In this chapter, the LORD details the construction of the things outside the tabernacle: the bronze altar and the courtyard screen.
First, note the change of materials in this chapter. While in chapter 25 and briefly in 26 the furnishings were made of gold (except for the bases of the tabernacle, which needed to be weight-bearing), in this chapter all of the furnishings and ornamentation are made of bronze. Partly I think this is because they are external, subject to the elements, and require more durability: I previously noted that pure gold is very fragile, while bronze is a very durable metal alloy that can sustain a lot of abuse. I also think it is because gold is more valuable than bronze, so all of the things closer to the holy of holies are gold, while radiating out from that the courtyard is filled with bronze. Or conversely, we can imagine the effect on Hebrews who go in to the tabernacle and passes first into a courtyard of bronze, past the outer screen and into the holy place where everything is made out of gold, except for the curtains, which are woven fabric of many colors with cherubim everywhere. Then, passing beyond the veil of separation, he enters into the holy of holies where resides the ark of the covenant and the LORD's abiding presence.

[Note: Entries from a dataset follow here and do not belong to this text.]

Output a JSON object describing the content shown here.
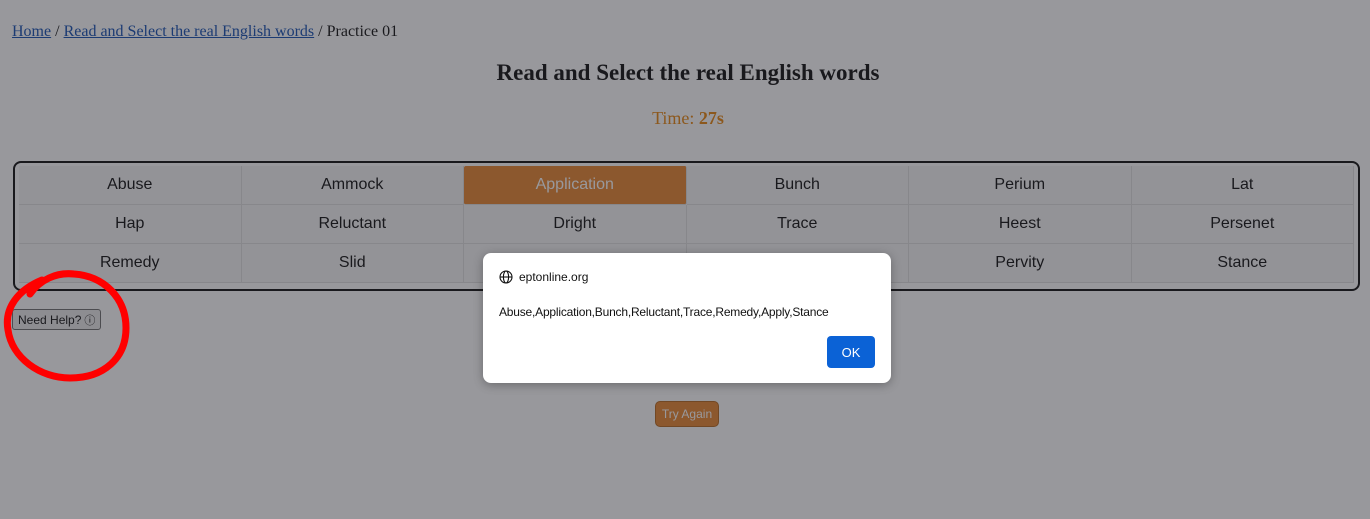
{
  "breadcrumb": {
    "home": "Home",
    "separator1": "/",
    "section": "Read and Select the real English words",
    "separator2": "/",
    "current": "Practice 01"
  },
  "title": "Read and Select the real English words",
  "timer": {
    "label": "Time:",
    "value": "27s"
  },
  "words": [
    [
      "Abuse",
      "Ammock",
      "Application",
      "Bunch",
      "Perium",
      "Lat"
    ],
    [
      "Hap",
      "Reluctant",
      "Dright",
      "Trace",
      "Heest",
      "Persenet"
    ],
    [
      "Remedy",
      "Slid",
      "",
      "",
      "Pervity",
      "Stance"
    ]
  ],
  "selected_word": "Application",
  "help_button": {
    "label": "Need Help?",
    "icon": "info-icon"
  },
  "try_again": "Try Again",
  "dialog": {
    "origin": "eptonline.org",
    "origin_icon": "globe-icon",
    "message": "Abuse,Application,Bunch,Reluctant,Trace,Remedy,Apply,Stance",
    "ok": "OK"
  },
  "colors": {
    "accent": "#e67e22",
    "link": "#0645ad",
    "dialog_button": "#0b62d6",
    "annotation": "#ff0000"
  }
}
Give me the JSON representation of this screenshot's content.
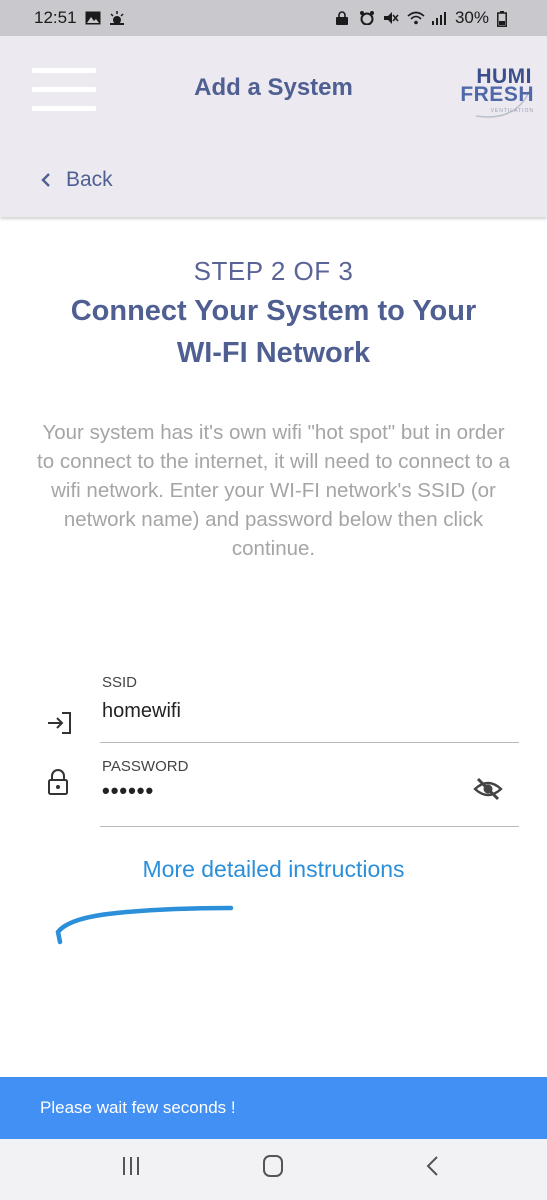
{
  "status_bar": {
    "time": "12:51",
    "battery": "30%"
  },
  "header": {
    "title": "Add a System",
    "logo": {
      "line1": "HUMI",
      "line2": "FRESH",
      "sub": "VENTILATION"
    },
    "back_label": "Back"
  },
  "step": {
    "label": "STEP 2 OF 3",
    "heading": "Connect Your System to Your WI-FI Network",
    "description": "Your system has it's own wifi \"hot spot\" but in order to connect to the internet, it will need to connect to a wifi network. Enter your WI-FI network's SSID (or network name) and password below then click continue."
  },
  "form": {
    "ssid": {
      "label": "SSID",
      "value": "homewifi"
    },
    "password": {
      "label": "PASSWORD",
      "value": "••••••"
    }
  },
  "links": {
    "instructions": "More detailed instructions"
  },
  "notice": {
    "text": "Please wait few seconds !"
  },
  "colors": {
    "header_bg": "#eceaf0",
    "accent": "#4f5f92",
    "link": "#2b8fd9",
    "notice_bg": "#4390f5"
  },
  "icons": {
    "status_left": [
      "gallery-icon",
      "weather-icon"
    ],
    "status_right": [
      "lock-icon",
      "alarm-icon",
      "mute-icon",
      "wifi-icon",
      "signal-icon",
      "battery-icon"
    ],
    "menu": "hamburger-icon",
    "back": "chevron-left-icon",
    "ssid": "login-arrow-icon",
    "password": "lock-icon",
    "password_toggle": "eye-off-icon"
  }
}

The effect is to heighten the appearance of majesty and grandeur to the visitor.
The construction of the altar is more elegant than the altars of earth or stone that was recommended before. Now we're seeing an altar of wood covered in bronze, with this bronze network (whatever that means) and some bronze carrying poles. Of course everything has carrying poles because the Israelites are going to carry these things through the desert to the promised land. The "horns" of the altar are small ornaments that don't have any explicit purpose, yet symbolically are used to represent the essence of the altar, in that the Israelites are frequently command to put the blood of sacrifices on the horns. Verse 3 makes it clear that something will be burned on the altar, requiring shovels and pails for the removal of ashes. Later we will see what they are burning. The wood obviously wouldn't handle fire well, so the entire surface of the altar is covered with bronze.
Next, we are told there is to be an outer courtyard which surrounds the tabernacle. This courtyard is notably larger than the tabernacle (which, in the last chapter, we noted was around 22 feet long and 7-8 feet wide). The courtyard, in turn, is a rectangle of dimensions 150 by 75 feet, with the entrance on one of the narrow sides (although I don't believe the text tells us which one). This is another physical barrier to enter the holy place. Although it is open above, towards the sky, it is not open for people to freely enter. I don't think there's anything notable about the structure or design of the courtyard, other than its construction with bronze which I reference above.
Lastly, we are told that the lampstand whose construction was detailed earlier is to be burning continually, which possibly means every day, but more likely means 24/7/365, all of the time, although it would possibly have to be put out while moving from one place to another. I'm not sure about that, maybe later text will make it clear. This is a "perpetual statute", but perhaps most surprisingly is that Aaron and his sons are commanded to do this. We have known that Aaron was Moses's right-hand man for a long time and we also knew that he was counted amongst the "elders of the people" along with his sons Nadab and Abihu, but now Aaron appears to be getting his own particular assignment. In the next chapter we will see that this is a very extensive assignment, but here it is to maintain the perpetually burning flame in the tabernacle.
On a minor note, in verse 21, the author calls the tabernacle the tent of meeting. This is the same structure that we are reading about, but a name that emphasizes the LORD "meeting" with the Israelites there, while tabernacle (i.e. residence) emphasizes that the LORD lives there and it is his home.